Para tanto, é necessário que tenham acesso a políticas públicas que forneçam segurança fundiária, assistência técnica e extensão rural, linhas de créditos adequadas à sua realidade, regularização fundiária, e obtenção do licenciamento ambiental, para que possam fazer a produção sustentável, e não sucumbir diante da fragilidade e vulnerabilidade estatal.
Ainda, será importante que sejam ofertados aos assentados infraestrutura mínima para o escoamento da produção e os meios que viabilizem a comercialização de produtos. Por fim, é fundamental que sejam reconhecidos e compensados pelo serviço que prestam ao manterem suas florestas em pé, por meio de pagamentos de serviços ambientais.
Convém lembrar que os pequenos agricultores familiares assentados da reforma agrária, ainda praticam uma agricultura baseada no sistema de “corte e queima” da vegetação nativa, em que na maioria dos casos, seguem assim pela baixa qualidade ou a falta dos serviços de assistência técnica e extensão rural que recebem ou pela ausência de uma infraestrutura minimamente decente para o escoamento da produção. Soma-se a estes fatores, a ausência de regularização fundiária e ambiental que lhes dê segurança de permanência na terra e as dificuldades para o acesso ao crédito rural capaz de permitir a mudança no modelo de produção, e de fixação no homem no campo, evitando êxodo rural, e a negociação do lote no prazo de carência, com contrato de gaveta.
Caso contrário, vai perpetuar o resultado deste modelo histórico de ocupação da região que tem sido o avanço do desmatamento e o posterior abandono das áreas já desmatadas, a reconcentração de terras e, em especial, a continuação de uma agricultura de baixa rentabilidade com perdas dos recursos naturais.

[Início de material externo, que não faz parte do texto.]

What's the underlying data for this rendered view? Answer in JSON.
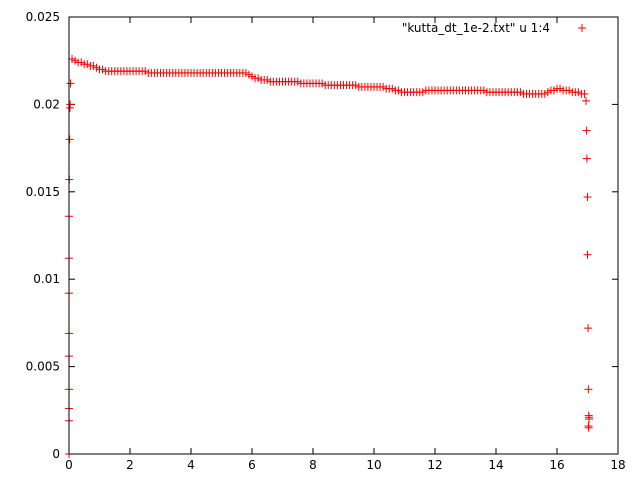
{
  "chart_data": {
    "type": "scatter",
    "title": "",
    "xlabel": "",
    "ylabel": "",
    "xlim": [
      0,
      18
    ],
    "ylim": [
      0,
      0.025
    ],
    "grid": false,
    "legend_position": "top-right",
    "x_ticks": [
      "0",
      "2",
      "4",
      "6",
      "8",
      "10",
      "12",
      "14",
      "16",
      "18"
    ],
    "y_ticks": [
      "0",
      "0.005",
      "0.01",
      "0.015",
      "0.02",
      "0.025"
    ],
    "series": [
      {
        "name": "\"kutta_dt_1e-2.txt\" u  1:4",
        "color": "#ff0000",
        "marker": "plus",
        "points": [
          [
            0.0,
            0.0
          ],
          [
            0.0,
            0.0019
          ],
          [
            0.0,
            0.0026
          ],
          [
            0.0,
            0.0037
          ],
          [
            0.0,
            0.0056
          ],
          [
            0.0,
            0.0069
          ],
          [
            0.0,
            0.0092
          ],
          [
            0.0,
            0.0112
          ],
          [
            0.0,
            0.0136
          ],
          [
            0.01,
            0.0157
          ],
          [
            0.02,
            0.018
          ],
          [
            0.03,
            0.0198
          ],
          [
            0.04,
            0.02
          ],
          [
            0.05,
            0.0212
          ],
          [
            0.1,
            0.0226
          ],
          [
            0.2,
            0.0225
          ],
          [
            0.3,
            0.0224
          ],
          [
            0.4,
            0.0224
          ],
          [
            0.5,
            0.0223
          ],
          [
            0.6,
            0.0223
          ],
          [
            0.7,
            0.0222
          ],
          [
            0.8,
            0.0222
          ],
          [
            0.9,
            0.0221
          ],
          [
            1.0,
            0.022
          ],
          [
            1.1,
            0.022
          ],
          [
            1.2,
            0.0219
          ],
          [
            1.3,
            0.0219
          ],
          [
            1.4,
            0.0219
          ],
          [
            1.5,
            0.0219
          ],
          [
            1.6,
            0.0219
          ],
          [
            1.7,
            0.0219
          ],
          [
            1.8,
            0.0219
          ],
          [
            1.9,
            0.0219
          ],
          [
            2.0,
            0.0219
          ],
          [
            2.1,
            0.0219
          ],
          [
            2.2,
            0.0219
          ],
          [
            2.3,
            0.0219
          ],
          [
            2.4,
            0.0219
          ],
          [
            2.5,
            0.0219
          ],
          [
            2.6,
            0.0218
          ],
          [
            2.7,
            0.0218
          ],
          [
            2.8,
            0.0218
          ],
          [
            2.9,
            0.0218
          ],
          [
            3.0,
            0.0218
          ],
          [
            3.1,
            0.0218
          ],
          [
            3.2,
            0.0218
          ],
          [
            3.3,
            0.0218
          ],
          [
            3.4,
            0.0218
          ],
          [
            3.5,
            0.0218
          ],
          [
            3.6,
            0.0218
          ],
          [
            3.7,
            0.0218
          ],
          [
            3.8,
            0.0218
          ],
          [
            3.9,
            0.0218
          ],
          [
            4.0,
            0.0218
          ],
          [
            4.1,
            0.0218
          ],
          [
            4.2,
            0.0218
          ],
          [
            4.3,
            0.0218
          ],
          [
            4.4,
            0.0218
          ],
          [
            4.5,
            0.0218
          ],
          [
            4.6,
            0.0218
          ],
          [
            4.7,
            0.0218
          ],
          [
            4.8,
            0.0218
          ],
          [
            4.9,
            0.0218
          ],
          [
            5.0,
            0.0218
          ],
          [
            5.1,
            0.0218
          ],
          [
            5.2,
            0.0218
          ],
          [
            5.3,
            0.0218
          ],
          [
            5.4,
            0.0218
          ],
          [
            5.5,
            0.0218
          ],
          [
            5.6,
            0.0218
          ],
          [
            5.7,
            0.0218
          ],
          [
            5.8,
            0.0218
          ],
          [
            5.9,
            0.0217
          ],
          [
            6.0,
            0.0216
          ],
          [
            6.1,
            0.0215
          ],
          [
            6.2,
            0.0215
          ],
          [
            6.3,
            0.0214
          ],
          [
            6.4,
            0.0214
          ],
          [
            6.5,
            0.0214
          ],
          [
            6.6,
            0.0213
          ],
          [
            6.7,
            0.0213
          ],
          [
            6.8,
            0.0213
          ],
          [
            6.9,
            0.0213
          ],
          [
            7.0,
            0.0213
          ],
          [
            7.1,
            0.0213
          ],
          [
            7.2,
            0.0213
          ],
          [
            7.3,
            0.0213
          ],
          [
            7.4,
            0.0213
          ],
          [
            7.5,
            0.0213
          ],
          [
            7.6,
            0.0212
          ],
          [
            7.7,
            0.0212
          ],
          [
            7.8,
            0.0212
          ],
          [
            7.9,
            0.0212
          ],
          [
            8.0,
            0.0212
          ],
          [
            8.1,
            0.0212
          ],
          [
            8.2,
            0.0212
          ],
          [
            8.3,
            0.0212
          ],
          [
            8.4,
            0.0211
          ],
          [
            8.5,
            0.0211
          ],
          [
            8.6,
            0.0211
          ],
          [
            8.7,
            0.0211
          ],
          [
            8.8,
            0.0211
          ],
          [
            8.9,
            0.0211
          ],
          [
            9.0,
            0.0211
          ],
          [
            9.1,
            0.0211
          ],
          [
            9.2,
            0.0211
          ],
          [
            9.3,
            0.0211
          ],
          [
            9.4,
            0.0211
          ],
          [
            9.5,
            0.021
          ],
          [
            9.6,
            0.021
          ],
          [
            9.7,
            0.021
          ],
          [
            9.8,
            0.021
          ],
          [
            9.9,
            0.021
          ],
          [
            10.0,
            0.021
          ],
          [
            10.1,
            0.021
          ],
          [
            10.2,
            0.021
          ],
          [
            10.3,
            0.021
          ],
          [
            10.4,
            0.0209
          ],
          [
            10.5,
            0.0209
          ],
          [
            10.6,
            0.0209
          ],
          [
            10.7,
            0.0208
          ],
          [
            10.8,
            0.0208
          ],
          [
            10.9,
            0.0207
          ],
          [
            11.0,
            0.0207
          ],
          [
            11.1,
            0.0207
          ],
          [
            11.2,
            0.0207
          ],
          [
            11.3,
            0.0207
          ],
          [
            11.4,
            0.0207
          ],
          [
            11.5,
            0.0207
          ],
          [
            11.6,
            0.0207
          ],
          [
            11.7,
            0.0208
          ],
          [
            11.8,
            0.0208
          ],
          [
            11.9,
            0.0208
          ],
          [
            12.0,
            0.0208
          ],
          [
            12.1,
            0.0208
          ],
          [
            12.2,
            0.0208
          ],
          [
            12.3,
            0.0208
          ],
          [
            12.4,
            0.0208
          ],
          [
            12.5,
            0.0208
          ],
          [
            12.6,
            0.0208
          ],
          [
            12.7,
            0.0208
          ],
          [
            12.8,
            0.0208
          ],
          [
            12.9,
            0.0208
          ],
          [
            13.0,
            0.0208
          ],
          [
            13.1,
            0.0208
          ],
          [
            13.2,
            0.0208
          ],
          [
            13.3,
            0.0208
          ],
          [
            13.4,
            0.0208
          ],
          [
            13.5,
            0.0208
          ],
          [
            13.6,
            0.0208
          ],
          [
            13.7,
            0.0207
          ],
          [
            13.8,
            0.0207
          ],
          [
            13.9,
            0.0207
          ],
          [
            14.0,
            0.0207
          ],
          [
            14.1,
            0.0207
          ],
          [
            14.2,
            0.0207
          ],
          [
            14.3,
            0.0207
          ],
          [
            14.4,
            0.0207
          ],
          [
            14.5,
            0.0207
          ],
          [
            14.6,
            0.0207
          ],
          [
            14.7,
            0.0207
          ],
          [
            14.8,
            0.0207
          ],
          [
            14.9,
            0.0206
          ],
          [
            15.0,
            0.0206
          ],
          [
            15.1,
            0.0206
          ],
          [
            15.2,
            0.0206
          ],
          [
            15.3,
            0.0206
          ],
          [
            15.4,
            0.0206
          ],
          [
            15.5,
            0.0206
          ],
          [
            15.6,
            0.0206
          ],
          [
            15.7,
            0.0207
          ],
          [
            15.8,
            0.0208
          ],
          [
            15.9,
            0.0208
          ],
          [
            16.0,
            0.0209
          ],
          [
            16.1,
            0.0209
          ],
          [
            16.2,
            0.0208
          ],
          [
            16.3,
            0.0208
          ],
          [
            16.4,
            0.0208
          ],
          [
            16.5,
            0.0207
          ],
          [
            16.6,
            0.0207
          ],
          [
            16.7,
            0.0207
          ],
          [
            16.8,
            0.0206
          ],
          [
            16.9,
            0.0206
          ],
          [
            16.95,
            0.0202
          ],
          [
            16.97,
            0.0185
          ],
          [
            16.98,
            0.0169
          ],
          [
            17.0,
            0.0147
          ],
          [
            17.0,
            0.0114
          ],
          [
            17.02,
            0.0072
          ],
          [
            17.03,
            0.0037
          ],
          [
            17.04,
            0.0022
          ],
          [
            17.05,
            0.0021
          ],
          [
            17.05,
            0.002
          ],
          [
            17.03,
            0.0016
          ],
          [
            17.04,
            0.0015
          ]
        ]
      }
    ]
  }
}
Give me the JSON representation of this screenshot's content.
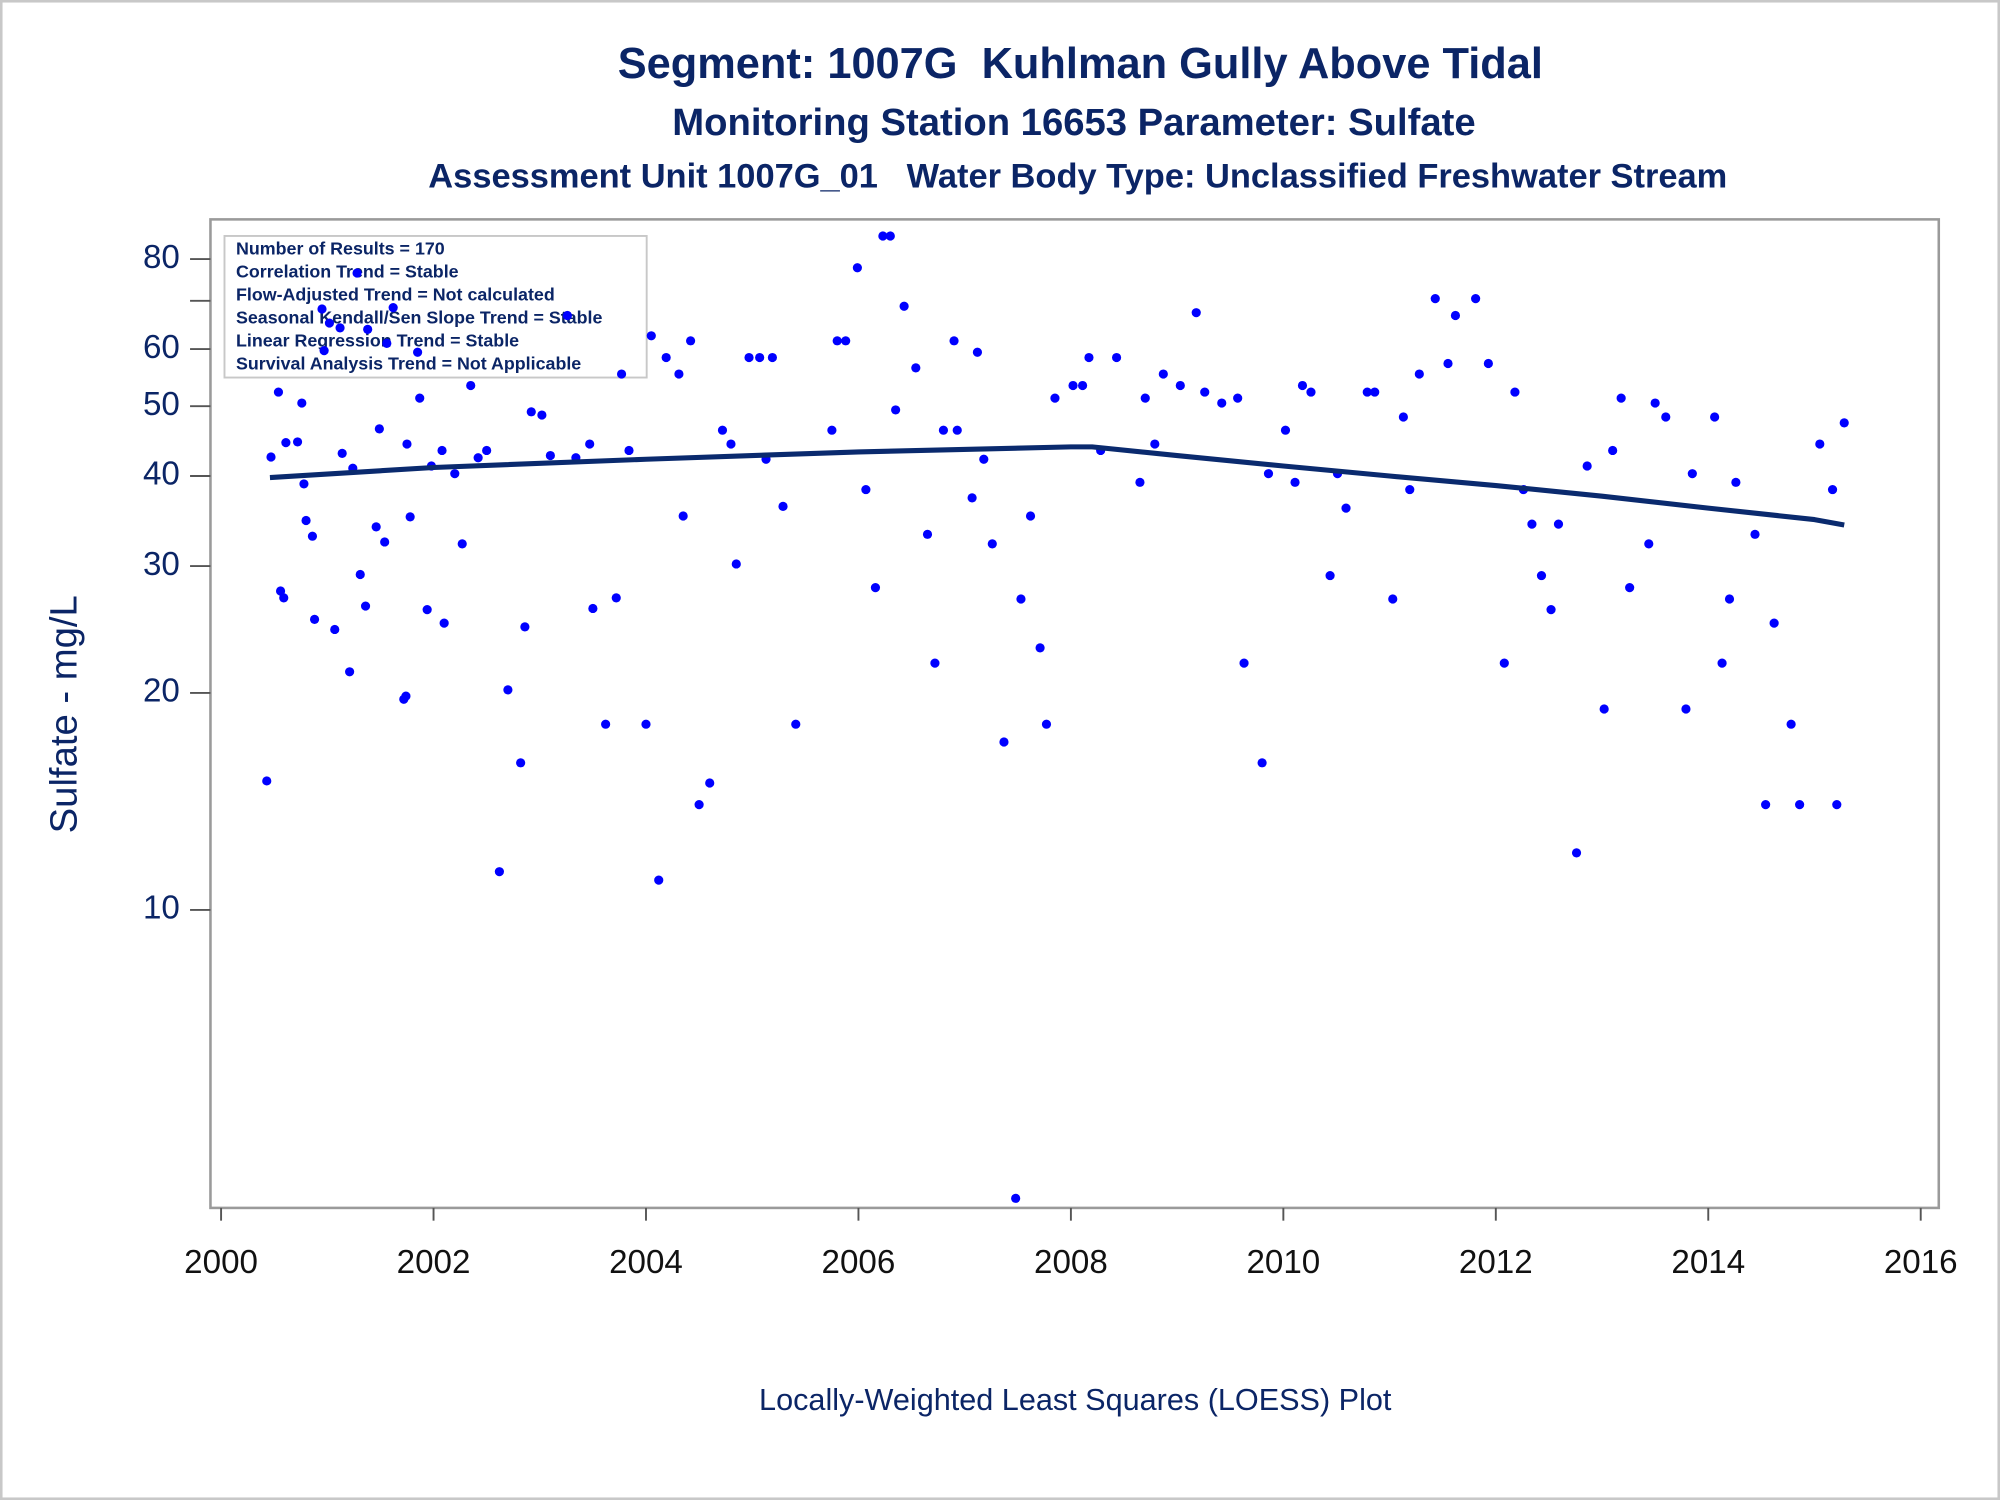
{
  "chart_data": {
    "type": "scatter",
    "title": "Segment: 1007G  Kuhlman Gully Above Tidal",
    "subtitles": [
      "Monitoring Station 16653 Parameter: Sulfate",
      "Assessment Unit 1007G_01   Water Body Type: Unclassified Freshwater Stream"
    ],
    "ylabel": "Sulfate - mg/L",
    "xlabel": "Locally-Weighted Least Squares (LOESS) Plot",
    "annotations": [
      "Number of Results = 170",
      "Correlation Trend = Stable",
      "Flow-Adjusted Trend = Not calculated",
      "Seasonal Kendall/Sen Slope Trend = Stable",
      "Linear Regression Trend = Stable",
      "Survival Analysis Trend = Not Applicable"
    ],
    "ylog": true,
    "ylim": [
      3.86,
      90.8
    ],
    "yticks": [
      10,
      20,
      30,
      40,
      50,
      60,
      80
    ],
    "yminorticks": [
      70
    ],
    "xlim": [
      1999.9,
      2016.17
    ],
    "xticks": [
      2000,
      2002,
      2004,
      2006,
      2008,
      2010,
      2012,
      2014,
      2016
    ],
    "color": "#0000ff",
    "x": [
      2000.43,
      2000.47,
      2000.54,
      2000.56,
      2000.59,
      2000.61,
      2000.72,
      2000.76,
      2000.78,
      2000.8,
      2000.86,
      2000.88,
      2000.95,
      2000.97,
      2001.02,
      2001.07,
      2001.12,
      2001.14,
      2001.21,
      2001.24,
      2001.28,
      2001.31,
      2001.36,
      2001.38,
      2001.46,
      2001.49,
      2001.54,
      2001.56,
      2001.62,
      2001.72,
      2001.74,
      2001.75,
      2001.78,
      2001.85,
      2001.87,
      2001.94,
      2001.98,
      2002.08,
      2002.1,
      2002.2,
      2002.27,
      2002.35,
      2002.42,
      2002.5,
      2002.62,
      2002.7,
      2002.82,
      2002.86,
      2002.92,
      2003.02,
      2003.1,
      2003.26,
      2003.34,
      2003.47,
      2003.5,
      2003.62,
      2003.72,
      2003.77,
      2003.84,
      2004.0,
      2004.05,
      2004.12,
      2004.19,
      2004.31,
      2004.35,
      2004.42,
      2004.5,
      2004.6,
      2004.72,
      2004.8,
      2004.85,
      2004.97,
      2005.07,
      2005.19,
      2005.13,
      2005.29,
      2005.41,
      2005.75,
      2005.8,
      2005.88,
      2005.99,
      2006.07,
      2006.16,
      2006.23,
      2006.3,
      2006.35,
      2006.43,
      2006.54,
      2006.65,
      2006.72,
      2006.8,
      2006.9,
      2006.93,
      2007.07,
      2007.12,
      2007.18,
      2007.26,
      2007.37,
      2007.48,
      2007.53,
      2007.62,
      2007.71,
      2007.77,
      2007.85,
      2008.02,
      2008.11,
      2008.17,
      2008.28,
      2008.43,
      2008.65,
      2008.7,
      2008.79,
      2008.87,
      2009.03,
      2009.18,
      2009.26,
      2009.42,
      2009.57,
      2009.63,
      2009.8,
      2009.86,
      2010.02,
      2010.11,
      2010.18,
      2010.26,
      2010.44,
      2010.51,
      2010.59,
      2010.79,
      2010.86,
      2011.03,
      2011.13,
      2011.19,
      2011.28,
      2011.43,
      2011.55,
      2011.62,
      2011.81,
      2011.93,
      2012.08,
      2012.18,
      2012.26,
      2012.34,
      2012.43,
      2012.52,
      2012.59,
      2012.76,
      2012.86,
      2013.02,
      2013.1,
      2013.18,
      2013.26,
      2013.44,
      2013.5,
      2013.6,
      2013.79,
      2013.85,
      2014.06,
      2014.13,
      2014.2,
      2014.26,
      2014.44,
      2014.54,
      2014.62,
      2014.78,
      2014.86,
      2015.05,
      2015.17,
      2015.21,
      2015.28
    ],
    "values": [
      15.1,
      42.5,
      52.3,
      27.7,
      27.1,
      44.5,
      44.6,
      50.5,
      39.0,
      34.7,
      33.0,
      25.3,
      68.2,
      59.7,
      65.2,
      24.5,
      64.2,
      43.0,
      21.4,
      41.0,
      76.5,
      29.2,
      26.4,
      63.9,
      34.0,
      46.5,
      32.4,
      61.1,
      68.5,
      19.6,
      19.8,
      44.3,
      35.1,
      59.4,
      51.3,
      26.1,
      41.3,
      43.4,
      25.0,
      40.3,
      32.2,
      53.4,
      42.4,
      43.4,
      11.3,
      20.2,
      16.0,
      24.7,
      49.1,
      48.6,
      42.7,
      66.8,
      42.4,
      44.3,
      26.2,
      18.1,
      27.1,
      55.4,
      43.4,
      18.1,
      62.6,
      11.0,
      58.4,
      55.4,
      35.2,
      61.6,
      14.0,
      15.0,
      46.3,
      44.3,
      30.2,
      58.4,
      58.4,
      58.4,
      42.2,
      36.3,
      18.1,
      46.3,
      61.6,
      61.6,
      77.8,
      38.3,
      28.0,
      86.1,
      86.1,
      49.4,
      68.8,
      56.5,
      33.2,
      22.0,
      46.3,
      61.6,
      46.3,
      37.3,
      59.4,
      42.2,
      32.2,
      17.1,
      3.98,
      27.0,
      35.2,
      23.1,
      18.1,
      51.3,
      53.4,
      53.4,
      58.4,
      43.4,
      58.4,
      39.2,
      51.3,
      44.3,
      55.4,
      53.4,
      67.4,
      52.3,
      50.5,
      51.3,
      22.0,
      16.0,
      40.3,
      46.3,
      39.2,
      53.4,
      52.3,
      29.1,
      40.3,
      36.1,
      52.3,
      52.3,
      27.0,
      48.3,
      38.3,
      55.4,
      70.5,
      57.3,
      66.8,
      70.5,
      57.3,
      22.0,
      52.3,
      38.3,
      34.3,
      29.1,
      26.1,
      34.3,
      12.0,
      41.3,
      19.0,
      43.4,
      51.3,
      28.0,
      32.2,
      50.5,
      48.3,
      19.0,
      40.3,
      48.3,
      22.0,
      27.0,
      39.2,
      33.2,
      14.0,
      25.0,
      18.1,
      14.0,
      44.3,
      38.3,
      14.0,
      47.4
    ],
    "fit_line": {
      "color": "#0a2a6e",
      "x": [
        2000.46,
        2002,
        2004,
        2006,
        2008,
        2008.2,
        2009,
        2010,
        2011,
        2012,
        2013,
        2014,
        2015,
        2015.28
      ],
      "values": [
        39.8,
        41.1,
        42.2,
        43.2,
        43.9,
        43.9,
        42.7,
        41.3,
        40.0,
        38.8,
        37.5,
        36.1,
        34.8,
        34.2
      ]
    }
  }
}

É indiscutível que a grande maioria dos assentamentos foram implantada sem que os investimentos básicos com transporte, energia, serviços sociais básicos, fossem realizados. Além disso, a dinâmica social de ocupação de terras públicas e os conflitos fundiários provocaram, e ainda provocam, uma situação na qual muitos assentamentos vão sendo criados desconsiderando a aptidão agrícola do solo ou em sobreposição a áreas já ocupadas e consolidadas, em unidades de conservação, posse e ocupações legítimas e de propriedade. A produção, portanto, continua dependente da derrubada da floresta, seguida de queima, ainda utilizada como ferramenta de cultivo agrícola primitivo.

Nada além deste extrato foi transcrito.